Came across source3/smbd/process.c::srv_send_smb() recently and noticed the function returns true regardless. E.g. it returns true if it failed to encrypt or write_data(). This change was originally made in 54c51a66 (https://git.samba.org/?p=samba.git;a=commitdiff;h=54c51a66e3e31c70a641d7efac2d4b08c3007278#patch17). That part was sneaked in when SMB message statistics was added in Samba 3.5. Unfortunately, the commit message didn't mention anything about why this change was made. However, it returned false on error path in pre-3.5 . Without returning the error, callers will blindly continue when an error happens, which is probably not what we want. I might be wrong though as I didn't look at the calling context further.
Ah, this already got fixed in master. I'll look at the backport required. Jeremy.
Created attachment 10377 [details] git-am fix for 4.1.next, 4.0.next. Pretty obvious back-port IMHO :-). Jeremy.
Comment on attachment 10377 [details] git-am fix for 4.1.next, 4.0.next. LGTM
Karolin, please merge to maintenance branches.
Pushed to autobuild-v4-[0|1]-test.
(In reply to Karolin Seeger from comment #5) Pushed to v4-0-test, waiting for autobuild-v4-1-test.

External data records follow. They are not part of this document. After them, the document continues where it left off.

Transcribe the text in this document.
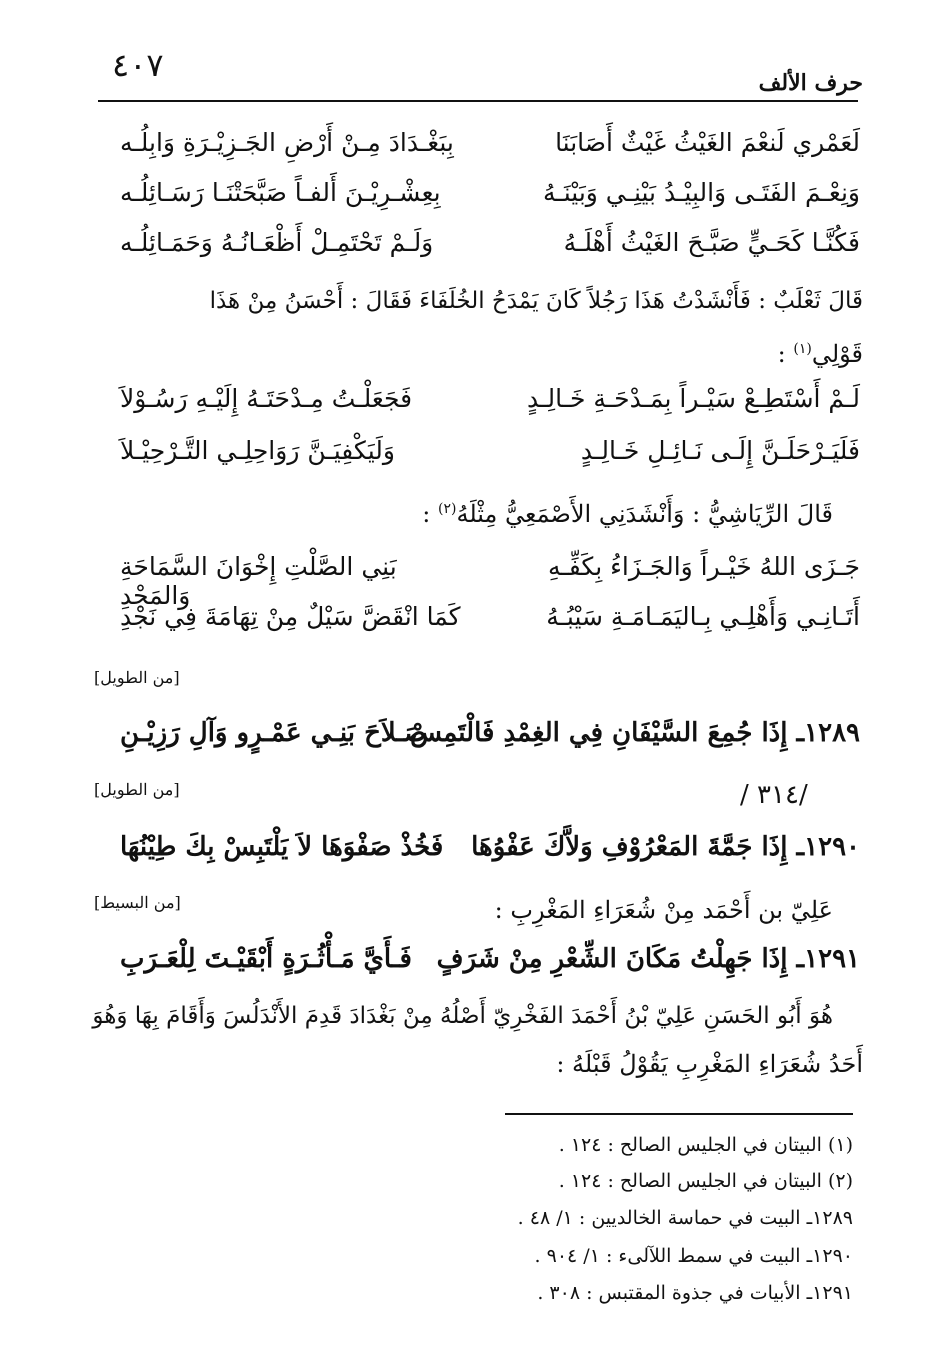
حرف الألف
٤٠٧
لَعَمْري لَنعْمَ الغَيْثُ غَيْثٌ أَصَابَنَا
بِبَغْـدَادَ مِـنْ أَرْضِ الجَـزِيْـرَةِ وَابِلُـه
وَنِعْـمَ الفَتَـى وَالبِيْـدُ بَيْنِـي وَبَيْنَـهُ
بِعِشْـرِيْـنَ أَلفـاً صَبَّحَتْنَـا رَسَـائِلُـه
فَكُنَّـا كَحَـيٍّ صَبَّـحَ الغَيْثُ أَهْلَـهُ
وَلَـمْ تَحْتَمِـلْ أَظْعَـانُـهُ وَحَمَـائِلُـه
قَالَ ثَعْلَبٌ : فَأَنْشَدْتُ هَذَا رَجُلاً كَانَ يَمْدَحُ الخُلَفَاءَ فَقَالَ : أَحْسَنُ مِنْ هَذَا
قَوْلِي$^{(١)}$ :
لَـمْ أَسْتَطِـعْ سَيْـراً بِمَـدْحَـةِ خَـالِـدٍ
فَجَعَلْـتُ مِـدْحَتَـهُ إِلَيْـهِ رَسُـوْلاَ
فَلَيَـرْحَلَـنَّ إِلَـى نَـائِـلِ خَـالِـدٍ
وَلَيَكْفِيَـنَّ رَوَاحِلِـي التَّـرْحِيْـلاَ
قَالَ الرِّيَاشِيُّ : وَأَنْشَدَنِي الأَصْمَعِيُّ مِثْلَهُ$^{(٢)}$ :
جَـزَى اللهُ خَيْـراً وَالجَـزَاءُ بِكَفِّـهِ
بَنِي الصَّلْتِ إِخْوَانَ السَّمَاحَةِ وَالمَجْدِ
أَتَـانِـي وَأَهْلِـي بِـاليَمَـامَـةِ سَيْبُـهُ
كَمَا انْقَضَّ سَيْلٌ مِنْ تِهَامَةَ فِي نَجْدِ
[من الطويل]
١٢٨٩ـ إِذَا جُمِعَ السَّيْفَانِ فِي الغِمْدِ فَالْتَمِسْ
صَـلاَحَ بَنِـي عَمْـرٍو وَآلِ رَزِيْـنِ
[من الطويل]	/ ٣١٤/
١٢٩٠ـ إِذَا جَمَّةَ المَعْرُوْفِ وَلاَّكَ عَفْوُهَا
فَخُذْ صَفْوَهَا لاَ يَلْتَبِسْ بِكَ طِيْنُهَا
[من البسيط]	عَلِيّ بن أَحْمَد مِنْ شُعَرَاءِ المَغْرِبِ :
١٢٩١ـ إِذَا جَهِلْتُ مَكَانَ الشِّعْرِ مِنْ شَرَفٍ
فَـأَيَّ مَـأْثُـرَةٍ أَبْقَيْـتَ لِلْعَـرَبِ
هُوَ أَبُو الحَسَنِ عَلِيّ بْنُ أَحْمَدَ الفَخْرِيّ أَصْلُهُ مِنْ بَغْدَادَ قَدِمَ الأَنْدَلُسَ وَأَقَامَ بِهَا وَهُوَ
أَحَدُ شُعَرَاءِ المَغْرِبِ يَقُوْلُ قَبْلَهُ :
(١) البيتان في الجليس الصالح : ١٢٤ .
(٢) البيتان في الجليس الصالح : ١٢٤ .
١٢٨٩ـ البيت في حماسة الخالديين : ١/ ٤٨ .
١٢٩٠ـ البيت في سمط اللآلىء : ١/ ٩٠٤ .
١٢٩١ـ الأبيات في جذوة المقتبس : ٣٠٨ .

(In reply to Karolin Seeger from comment #6) Pushed to v4-1-test. Closing out bug report. Thanks!
(In reply to Jeremy Allison from comment #2) I think the backport code missed one line of code. git diff (against v4-1-stable). diff --git a/source3/smbd/process.c b/source3/smbd/process.c index d01bf39..9d84578 100644 --- a/source3/smbd/process.c +++ b/source3/smbd/process.c @@ -172,6 +172,7 @@ bool srv_send_smb(struct smbd_server_connection *sconn, char DEBUG(0, ("send_smb: SMB encryption failed " "on outgoing packet! Error %s\n", nt_errstr(status) )); + ret = -1; goto out; } } Should we reopen this bug?
On Fri, 09 Jan 2015 07:43:41 +0000, samba-bugs@samba.org wrote: > https://bugzilla.samba.org/show_bug.cgi?id=10880 > > --- Comment #8 from Warren <w_cao2000@msn.com> --- > (In reply to Jeremy Allison from comment #2) > > I think the backport code missed one line of code. > > git diff (against v4-1-stable). > > diff --git a/source3/smbd/process.c b/source3/smbd/process.c > index d01bf39..9d84578 100644 > --- a/source3/smbd/process.c > +++ b/source3/smbd/process.c > @@ -172,6 +172,7 @@ bool srv_send_smb(struct smbd_server_connection *sconn, > char > DEBUG(0, ("send_smb: SMB encryption failed " > "on outgoing packet! Error %s\n", > nt_errstr(status) )); > + ret = -1; > goto out; > } > } > > Should we reopen this bug? > That fix went into master after this change, via: commit cc983c9a6a92f3d127ec6461b15aed3fa90e6d30 Author: Volker Lendecke <vl@samba.org> Date: Sun Aug 18 20:35:32 2013 +0000 smbd: Fix CID 1063259 Uninitialized scalar variable ...but was never merged for maintenance. I'll raise a new bug to track this. Thanks a lot for the heads up Warren.
(In reply to David Disseldorp from comment #9) > smbd: Fix CID 1063259 Uninitialized scalar variable Good pickup by Coverity. Just wondering where we could access the Samba Coverity result?
(In reply to Warren from comment #10) The Coverity results aren't public. Access can be requested via scan.coverity.com. Bug 11041 has been raised to track the merge of Volker's fix.